Every time, you think twice, but I think you have no choice. I have fought all my life. I fought the Marcos dictatorship. I did it for my children. I now have a grandchild, and I cannot imagine my grandchild being raised where I could not let him listen to the president, not being able to look up to the president, that I could not tell him to respect the president for his views.
I think there is no choice. I have chosen. I have stood. At the age of 70, I climbed again onto the truck to make a speech and call the president a coward, because if you don't do it, then who will do it? We have just invested so much in the democratic project, and we thought we were winning it, that we cannot.... I could not now....
I think that is why the grey power in the Philippines is now coming out. It's because to give up now would be a repudiation of what we have spent our lives for. As someone had said, who is now a widow, if she was fearless before, she is even more so now because she has fewer years in her life now. We have more people on the other side of life, so we have to do it.

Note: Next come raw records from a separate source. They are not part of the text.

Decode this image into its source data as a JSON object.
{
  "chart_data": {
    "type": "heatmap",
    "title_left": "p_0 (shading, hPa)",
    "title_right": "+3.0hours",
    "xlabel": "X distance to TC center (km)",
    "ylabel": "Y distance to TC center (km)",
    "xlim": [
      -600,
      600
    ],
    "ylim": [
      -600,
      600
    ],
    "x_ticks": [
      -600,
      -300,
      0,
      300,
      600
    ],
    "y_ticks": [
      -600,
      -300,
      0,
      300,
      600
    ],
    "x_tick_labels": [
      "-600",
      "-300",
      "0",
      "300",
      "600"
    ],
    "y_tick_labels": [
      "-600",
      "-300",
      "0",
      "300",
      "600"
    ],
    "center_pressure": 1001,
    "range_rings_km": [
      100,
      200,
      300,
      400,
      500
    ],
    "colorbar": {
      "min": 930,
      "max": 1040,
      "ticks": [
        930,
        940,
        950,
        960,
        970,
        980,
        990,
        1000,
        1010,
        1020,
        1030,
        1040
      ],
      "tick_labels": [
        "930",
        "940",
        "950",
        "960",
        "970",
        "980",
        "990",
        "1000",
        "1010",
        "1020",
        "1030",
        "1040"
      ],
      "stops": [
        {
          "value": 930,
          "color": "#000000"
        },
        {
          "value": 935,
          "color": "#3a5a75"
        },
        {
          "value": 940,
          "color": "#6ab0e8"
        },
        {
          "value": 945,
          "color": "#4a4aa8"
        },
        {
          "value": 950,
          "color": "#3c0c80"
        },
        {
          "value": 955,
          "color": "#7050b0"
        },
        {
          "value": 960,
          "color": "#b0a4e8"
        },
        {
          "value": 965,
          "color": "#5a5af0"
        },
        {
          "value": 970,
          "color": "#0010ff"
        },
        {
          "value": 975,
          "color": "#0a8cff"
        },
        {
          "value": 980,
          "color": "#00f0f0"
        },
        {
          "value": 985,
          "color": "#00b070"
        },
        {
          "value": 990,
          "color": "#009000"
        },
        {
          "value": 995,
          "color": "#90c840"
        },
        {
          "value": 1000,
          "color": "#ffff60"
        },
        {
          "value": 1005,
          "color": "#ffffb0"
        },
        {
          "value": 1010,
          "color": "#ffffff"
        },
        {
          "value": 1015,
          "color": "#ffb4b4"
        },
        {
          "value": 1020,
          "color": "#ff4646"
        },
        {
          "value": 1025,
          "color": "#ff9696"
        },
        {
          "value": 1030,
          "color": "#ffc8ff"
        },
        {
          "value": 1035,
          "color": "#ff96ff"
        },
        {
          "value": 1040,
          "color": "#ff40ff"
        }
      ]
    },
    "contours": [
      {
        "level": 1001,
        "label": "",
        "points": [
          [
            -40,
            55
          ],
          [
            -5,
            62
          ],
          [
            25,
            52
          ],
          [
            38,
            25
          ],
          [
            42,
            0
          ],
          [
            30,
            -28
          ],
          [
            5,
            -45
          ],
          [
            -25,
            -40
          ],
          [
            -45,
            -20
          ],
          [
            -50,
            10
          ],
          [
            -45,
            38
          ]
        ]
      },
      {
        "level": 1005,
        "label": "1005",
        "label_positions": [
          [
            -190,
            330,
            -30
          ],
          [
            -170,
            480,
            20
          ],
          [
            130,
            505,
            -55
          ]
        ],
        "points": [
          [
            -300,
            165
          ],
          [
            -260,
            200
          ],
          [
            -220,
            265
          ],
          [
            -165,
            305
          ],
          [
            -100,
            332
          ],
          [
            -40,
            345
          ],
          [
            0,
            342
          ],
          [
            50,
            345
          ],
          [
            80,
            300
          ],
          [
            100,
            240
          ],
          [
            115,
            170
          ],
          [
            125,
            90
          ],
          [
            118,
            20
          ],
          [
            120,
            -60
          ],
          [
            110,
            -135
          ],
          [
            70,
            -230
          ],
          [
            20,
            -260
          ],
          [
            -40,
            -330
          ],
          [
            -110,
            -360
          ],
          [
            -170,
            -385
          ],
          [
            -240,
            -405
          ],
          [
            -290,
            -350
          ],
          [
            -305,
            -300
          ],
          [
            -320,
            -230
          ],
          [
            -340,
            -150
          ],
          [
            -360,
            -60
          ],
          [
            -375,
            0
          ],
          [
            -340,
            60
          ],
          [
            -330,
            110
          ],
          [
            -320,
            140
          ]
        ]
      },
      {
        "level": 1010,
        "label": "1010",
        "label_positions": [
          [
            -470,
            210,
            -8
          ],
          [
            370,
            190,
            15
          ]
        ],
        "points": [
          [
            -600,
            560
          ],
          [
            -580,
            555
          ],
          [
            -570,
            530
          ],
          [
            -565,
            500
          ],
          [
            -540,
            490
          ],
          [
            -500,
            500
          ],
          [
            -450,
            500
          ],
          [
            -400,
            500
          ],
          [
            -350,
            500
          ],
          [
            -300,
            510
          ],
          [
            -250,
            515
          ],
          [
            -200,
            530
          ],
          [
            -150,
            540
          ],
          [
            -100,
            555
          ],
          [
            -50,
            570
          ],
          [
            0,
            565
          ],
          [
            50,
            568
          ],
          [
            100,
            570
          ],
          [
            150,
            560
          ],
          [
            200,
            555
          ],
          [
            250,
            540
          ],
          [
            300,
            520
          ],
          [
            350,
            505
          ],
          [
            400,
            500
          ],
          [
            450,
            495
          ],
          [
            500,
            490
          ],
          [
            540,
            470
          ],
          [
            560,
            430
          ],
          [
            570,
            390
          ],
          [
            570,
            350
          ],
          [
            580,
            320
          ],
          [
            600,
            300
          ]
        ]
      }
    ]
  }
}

I think our effort, of course, is that we are able to touch and make the connection with the younger generation, learn to speak each other's language, because the reality is that we don't. The millennials don't, and that has been one of the challenges and certainly one of the most rewarding things that the younger women are now claiming feminism again and are saying, yes, they value the same values but they will fight it their way. That's fine. Some of our creative actions recently were designed by them, and it was good. It was refreshing. We go and stand out, and it is good that we can work with our young women who have more creative ideas about how to do street action. We don't do the rituals, just the old rituals anymore when we go onstage, when we do our rallies. That is one of the things that we continue to do.
It is a question that we ask. How can you face yourself in the mirror in the morning? How do you explain yourself to your child or your grandchild that you let that go? That is a major question that we are asking. What will the future generations ask of us? What did we do during this dark time? For whatever it's worth, I would like to be able to say I did my part.